[66] The Sicilian Telestes makes rather an interesting remark about Athene when she throws away the flute because it spoils her looks:

τί γάρ νιν εὐηράτοιο κάλλεος

ὀξὺς ἔρως ἔτειρεν,

ᾇ παρθενίαν ἄγαμον καὶ ἄπαιδ’ ἀπένειμε Κλωθώ;

But, as we have already seen, men took more interest in women in Magna Graecia than in Greece itself.

[67] The Phaedra, Oenomaus, and perhaps the Colchides.

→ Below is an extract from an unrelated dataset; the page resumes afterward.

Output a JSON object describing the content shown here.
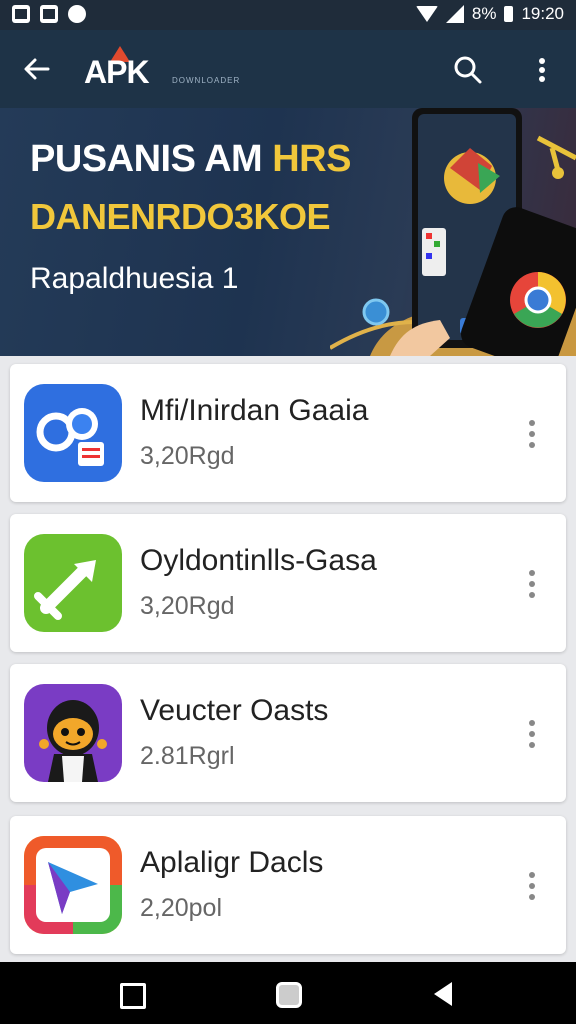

[68] Among the extant plays there is only the Hippolytus, and even in this, probably to the Greek mind a great part of the interest centred in the relations between Hippolytus and Theseus, and in their argument, where both start from the assumption that it would be absurd to suppose that the former could possibly have been in love with Phaedra. Of the lost plays it is hard to speak with confidence, but certainly the Andromeda, Phoenix, and Aeolus, seem to have been the only three in which the love element was at all the leading motive. The heroine of the Meleager was probably Althaea, not Atalanta. The Stheneboea merely describes the vengeance of Bellerophon for the treachery of his hosts. In the Antigone the “love-story” has all taken place before the action begins. Of the Alcestis and the Protesilaus we shall speak elsewhere, pp. [57], [99].

[69] That is to say, two only in which it furnished the main interest. That it lent a peculiar character to various other tragedies will be shown further on.

[70] Cp. what has been said above ([p. 35]) in the case of Ibycus; the parallel is a remarkable and important one.

[71] The statement to this effect in Aristoph. Ran. 1044, is so definite that it seems necessary to infer from it that, in spite of the words in Schol. ad Apoll. Rhod. i. 773, the erotic incident in the Hypsipyle was very little emphasised.